Objective: In order to find evidence of the existence of a detectable metabolic subtype of AD associated
to copper abnormalities, we explore the hypothesis of a neuroimaging pattern heterogeneity in an homogenous
and well characterized AD population classified in two groups by the stratification of patients
on the basis non-Cp Cu cut-off.
Method: We assessed levels of copper, ceruloplasmin, non-Cp Cu, cerebrospinal levels of total Tau protein
(h-tau), Thr 181 phosphorylated tau protein (P-tau) and β-amyloid 1-42, and APOE4 genotype in 66
AD patients and compared neuroimaging indices of a visual rating scale of cerebral atrophy and
neurovascular burden in AD patients stratified in ‘Normal’ and ‘High’ non-Cp Cu groups.

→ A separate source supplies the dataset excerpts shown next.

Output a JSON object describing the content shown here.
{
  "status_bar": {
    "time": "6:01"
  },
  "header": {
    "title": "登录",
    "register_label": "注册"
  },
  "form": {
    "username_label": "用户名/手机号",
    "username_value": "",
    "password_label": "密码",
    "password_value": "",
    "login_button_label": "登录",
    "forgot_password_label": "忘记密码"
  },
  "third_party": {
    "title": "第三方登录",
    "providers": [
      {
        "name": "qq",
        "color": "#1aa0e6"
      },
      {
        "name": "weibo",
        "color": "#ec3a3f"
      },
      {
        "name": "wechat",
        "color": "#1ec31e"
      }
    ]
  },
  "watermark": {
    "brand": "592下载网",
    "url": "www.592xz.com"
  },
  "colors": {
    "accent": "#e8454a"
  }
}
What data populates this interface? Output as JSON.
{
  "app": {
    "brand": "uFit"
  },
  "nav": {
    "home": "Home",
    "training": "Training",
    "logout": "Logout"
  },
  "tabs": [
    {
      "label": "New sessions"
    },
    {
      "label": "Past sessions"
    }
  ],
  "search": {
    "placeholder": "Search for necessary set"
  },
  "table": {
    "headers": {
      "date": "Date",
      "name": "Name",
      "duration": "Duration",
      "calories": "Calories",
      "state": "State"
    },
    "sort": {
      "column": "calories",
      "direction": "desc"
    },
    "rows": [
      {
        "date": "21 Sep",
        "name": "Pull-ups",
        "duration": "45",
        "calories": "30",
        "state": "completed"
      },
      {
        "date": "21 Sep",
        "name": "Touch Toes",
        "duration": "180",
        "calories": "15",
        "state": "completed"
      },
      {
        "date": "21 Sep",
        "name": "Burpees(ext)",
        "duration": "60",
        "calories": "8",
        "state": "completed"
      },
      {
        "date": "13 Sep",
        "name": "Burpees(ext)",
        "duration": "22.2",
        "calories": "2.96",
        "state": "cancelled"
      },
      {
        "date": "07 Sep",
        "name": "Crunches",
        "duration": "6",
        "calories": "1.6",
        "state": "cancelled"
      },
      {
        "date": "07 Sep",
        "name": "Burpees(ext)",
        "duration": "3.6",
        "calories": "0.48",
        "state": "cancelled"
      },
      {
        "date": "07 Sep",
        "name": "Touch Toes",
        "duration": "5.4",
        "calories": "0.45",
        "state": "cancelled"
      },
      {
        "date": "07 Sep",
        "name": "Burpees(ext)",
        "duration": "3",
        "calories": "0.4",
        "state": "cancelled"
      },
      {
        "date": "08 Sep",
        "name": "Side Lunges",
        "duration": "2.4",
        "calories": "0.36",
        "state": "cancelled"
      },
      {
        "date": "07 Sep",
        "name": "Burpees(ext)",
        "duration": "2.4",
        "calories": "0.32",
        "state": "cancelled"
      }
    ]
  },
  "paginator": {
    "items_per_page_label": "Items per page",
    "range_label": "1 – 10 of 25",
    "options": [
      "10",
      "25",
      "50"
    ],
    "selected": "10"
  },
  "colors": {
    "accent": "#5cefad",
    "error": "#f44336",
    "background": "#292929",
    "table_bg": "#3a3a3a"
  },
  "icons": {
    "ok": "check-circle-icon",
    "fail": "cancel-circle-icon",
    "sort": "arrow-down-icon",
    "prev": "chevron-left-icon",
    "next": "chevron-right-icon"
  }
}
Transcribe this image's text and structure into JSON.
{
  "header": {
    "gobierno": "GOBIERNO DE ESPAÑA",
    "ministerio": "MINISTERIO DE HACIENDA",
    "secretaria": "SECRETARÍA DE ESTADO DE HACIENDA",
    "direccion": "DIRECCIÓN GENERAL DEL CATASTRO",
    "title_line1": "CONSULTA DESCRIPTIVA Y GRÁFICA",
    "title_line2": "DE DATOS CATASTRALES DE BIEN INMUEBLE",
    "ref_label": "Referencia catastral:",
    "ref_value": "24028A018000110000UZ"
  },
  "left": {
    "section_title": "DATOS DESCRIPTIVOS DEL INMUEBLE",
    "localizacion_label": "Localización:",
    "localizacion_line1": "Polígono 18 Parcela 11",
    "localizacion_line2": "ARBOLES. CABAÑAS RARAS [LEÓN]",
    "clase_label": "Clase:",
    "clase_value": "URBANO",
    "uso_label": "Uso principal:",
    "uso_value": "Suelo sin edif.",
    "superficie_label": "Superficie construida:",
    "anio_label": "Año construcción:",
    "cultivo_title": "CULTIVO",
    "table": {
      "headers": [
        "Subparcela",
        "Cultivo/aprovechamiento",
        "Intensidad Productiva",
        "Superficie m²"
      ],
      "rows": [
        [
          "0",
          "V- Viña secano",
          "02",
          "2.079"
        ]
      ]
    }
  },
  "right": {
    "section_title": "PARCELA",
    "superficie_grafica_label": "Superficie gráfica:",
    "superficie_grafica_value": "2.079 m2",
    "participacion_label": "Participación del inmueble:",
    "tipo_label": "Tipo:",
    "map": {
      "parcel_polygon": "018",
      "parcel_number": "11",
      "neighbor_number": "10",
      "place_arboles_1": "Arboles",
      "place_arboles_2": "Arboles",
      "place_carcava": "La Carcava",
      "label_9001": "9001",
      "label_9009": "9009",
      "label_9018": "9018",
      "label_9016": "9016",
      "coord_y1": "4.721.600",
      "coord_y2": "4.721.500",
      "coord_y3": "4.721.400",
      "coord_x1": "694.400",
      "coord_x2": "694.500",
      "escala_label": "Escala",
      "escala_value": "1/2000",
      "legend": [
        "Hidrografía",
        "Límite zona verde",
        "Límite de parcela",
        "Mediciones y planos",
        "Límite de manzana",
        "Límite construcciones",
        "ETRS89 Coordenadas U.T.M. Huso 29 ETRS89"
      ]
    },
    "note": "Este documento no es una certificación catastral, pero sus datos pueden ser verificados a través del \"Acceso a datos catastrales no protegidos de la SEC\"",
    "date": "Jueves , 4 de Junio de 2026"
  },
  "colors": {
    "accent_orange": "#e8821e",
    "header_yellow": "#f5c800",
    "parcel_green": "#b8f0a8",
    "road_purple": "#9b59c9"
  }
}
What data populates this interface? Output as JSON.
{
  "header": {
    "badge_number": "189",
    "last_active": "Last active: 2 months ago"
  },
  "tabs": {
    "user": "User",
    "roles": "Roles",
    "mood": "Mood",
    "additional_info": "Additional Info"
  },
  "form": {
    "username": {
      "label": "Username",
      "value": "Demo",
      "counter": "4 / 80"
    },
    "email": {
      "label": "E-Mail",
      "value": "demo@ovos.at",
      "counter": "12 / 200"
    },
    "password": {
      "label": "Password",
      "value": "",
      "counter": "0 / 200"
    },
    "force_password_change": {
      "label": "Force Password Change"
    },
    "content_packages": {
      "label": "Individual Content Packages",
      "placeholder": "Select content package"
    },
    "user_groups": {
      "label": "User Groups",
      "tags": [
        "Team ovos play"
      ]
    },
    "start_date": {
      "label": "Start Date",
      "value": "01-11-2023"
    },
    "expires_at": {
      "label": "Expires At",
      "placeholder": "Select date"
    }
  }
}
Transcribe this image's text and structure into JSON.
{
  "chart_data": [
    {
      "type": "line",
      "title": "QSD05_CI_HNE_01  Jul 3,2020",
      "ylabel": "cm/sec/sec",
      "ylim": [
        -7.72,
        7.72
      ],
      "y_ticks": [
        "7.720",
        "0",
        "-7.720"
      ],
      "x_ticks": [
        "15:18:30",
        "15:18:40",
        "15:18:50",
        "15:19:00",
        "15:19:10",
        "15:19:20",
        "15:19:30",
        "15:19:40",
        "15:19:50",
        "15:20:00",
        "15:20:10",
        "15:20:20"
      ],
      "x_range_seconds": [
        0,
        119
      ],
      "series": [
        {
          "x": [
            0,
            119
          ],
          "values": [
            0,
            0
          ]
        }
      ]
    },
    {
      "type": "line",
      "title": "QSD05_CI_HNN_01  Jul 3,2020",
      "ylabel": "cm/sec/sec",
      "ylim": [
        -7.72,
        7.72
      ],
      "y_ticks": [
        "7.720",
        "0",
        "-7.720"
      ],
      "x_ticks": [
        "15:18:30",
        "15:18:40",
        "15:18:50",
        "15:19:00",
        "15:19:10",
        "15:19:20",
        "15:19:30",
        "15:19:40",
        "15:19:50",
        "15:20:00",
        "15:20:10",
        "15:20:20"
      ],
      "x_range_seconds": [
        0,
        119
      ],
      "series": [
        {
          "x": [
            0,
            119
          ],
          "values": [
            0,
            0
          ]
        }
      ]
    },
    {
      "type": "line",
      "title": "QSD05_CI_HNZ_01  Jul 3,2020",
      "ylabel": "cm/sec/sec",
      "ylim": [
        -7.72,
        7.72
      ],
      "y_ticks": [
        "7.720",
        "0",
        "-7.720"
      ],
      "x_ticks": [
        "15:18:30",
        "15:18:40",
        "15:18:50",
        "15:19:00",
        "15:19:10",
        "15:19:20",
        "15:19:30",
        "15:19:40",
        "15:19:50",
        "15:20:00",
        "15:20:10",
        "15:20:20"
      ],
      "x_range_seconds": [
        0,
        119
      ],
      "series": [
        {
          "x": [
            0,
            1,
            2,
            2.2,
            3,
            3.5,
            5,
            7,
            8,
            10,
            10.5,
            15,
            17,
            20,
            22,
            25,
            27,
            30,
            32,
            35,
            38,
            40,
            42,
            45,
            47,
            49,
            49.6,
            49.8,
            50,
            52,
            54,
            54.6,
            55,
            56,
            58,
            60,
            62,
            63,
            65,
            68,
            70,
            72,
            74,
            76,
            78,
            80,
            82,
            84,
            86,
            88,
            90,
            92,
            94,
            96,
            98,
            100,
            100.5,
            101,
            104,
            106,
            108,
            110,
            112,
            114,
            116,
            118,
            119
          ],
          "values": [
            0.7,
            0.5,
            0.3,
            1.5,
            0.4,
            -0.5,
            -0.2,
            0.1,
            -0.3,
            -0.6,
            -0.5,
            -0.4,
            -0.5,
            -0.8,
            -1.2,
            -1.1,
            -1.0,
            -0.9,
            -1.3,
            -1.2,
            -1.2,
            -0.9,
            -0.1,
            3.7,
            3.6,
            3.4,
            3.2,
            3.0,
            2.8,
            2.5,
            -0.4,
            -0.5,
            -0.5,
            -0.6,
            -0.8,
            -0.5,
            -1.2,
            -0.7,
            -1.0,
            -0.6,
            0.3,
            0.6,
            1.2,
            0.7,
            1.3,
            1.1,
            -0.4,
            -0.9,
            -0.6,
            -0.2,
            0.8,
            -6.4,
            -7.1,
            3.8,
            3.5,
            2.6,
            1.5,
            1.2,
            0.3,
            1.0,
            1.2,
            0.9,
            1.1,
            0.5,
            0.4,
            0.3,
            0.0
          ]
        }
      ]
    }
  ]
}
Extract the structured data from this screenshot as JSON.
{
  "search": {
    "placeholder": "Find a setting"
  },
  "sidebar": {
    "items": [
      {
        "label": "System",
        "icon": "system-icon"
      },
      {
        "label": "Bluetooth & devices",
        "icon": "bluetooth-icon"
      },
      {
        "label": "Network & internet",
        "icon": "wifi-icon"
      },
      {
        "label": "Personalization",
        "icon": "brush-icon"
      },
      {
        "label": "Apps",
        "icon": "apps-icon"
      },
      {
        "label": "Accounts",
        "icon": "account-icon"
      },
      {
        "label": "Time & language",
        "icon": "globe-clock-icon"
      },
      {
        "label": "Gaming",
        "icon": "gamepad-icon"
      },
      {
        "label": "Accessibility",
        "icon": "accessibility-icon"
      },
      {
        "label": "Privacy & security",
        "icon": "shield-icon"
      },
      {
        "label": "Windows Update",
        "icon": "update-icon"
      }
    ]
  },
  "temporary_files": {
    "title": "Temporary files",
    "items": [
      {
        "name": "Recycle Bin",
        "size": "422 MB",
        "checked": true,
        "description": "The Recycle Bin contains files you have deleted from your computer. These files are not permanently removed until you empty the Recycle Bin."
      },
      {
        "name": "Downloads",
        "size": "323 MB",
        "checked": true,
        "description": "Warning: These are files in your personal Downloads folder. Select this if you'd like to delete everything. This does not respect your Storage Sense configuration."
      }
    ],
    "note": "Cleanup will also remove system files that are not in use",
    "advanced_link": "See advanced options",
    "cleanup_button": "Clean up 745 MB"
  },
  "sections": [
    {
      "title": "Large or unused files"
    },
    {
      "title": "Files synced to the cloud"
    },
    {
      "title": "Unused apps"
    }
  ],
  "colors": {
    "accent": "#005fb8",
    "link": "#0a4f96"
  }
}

Results: The stratification for non-Cp Cu originated AD groups which did not differ for medial temporal
lobe atrophy, periventricular hyperintensities, deeper hyperintensities (including frontal, parietooccipital
and temporal white matter hyperintensities), infratentorial hyperintensities indices, while they
differed for global atrophy. More specifically, AD patients within the high non-Cp Cu group had a less
severe burden of global atrophy (p=0.042).
Conclusion: This neuroimaging heterogeneity between AD groups is suggestive of the existence of a
copper metabolic subtype of AD; non-Cp Cu appears a good marker of this copper AD.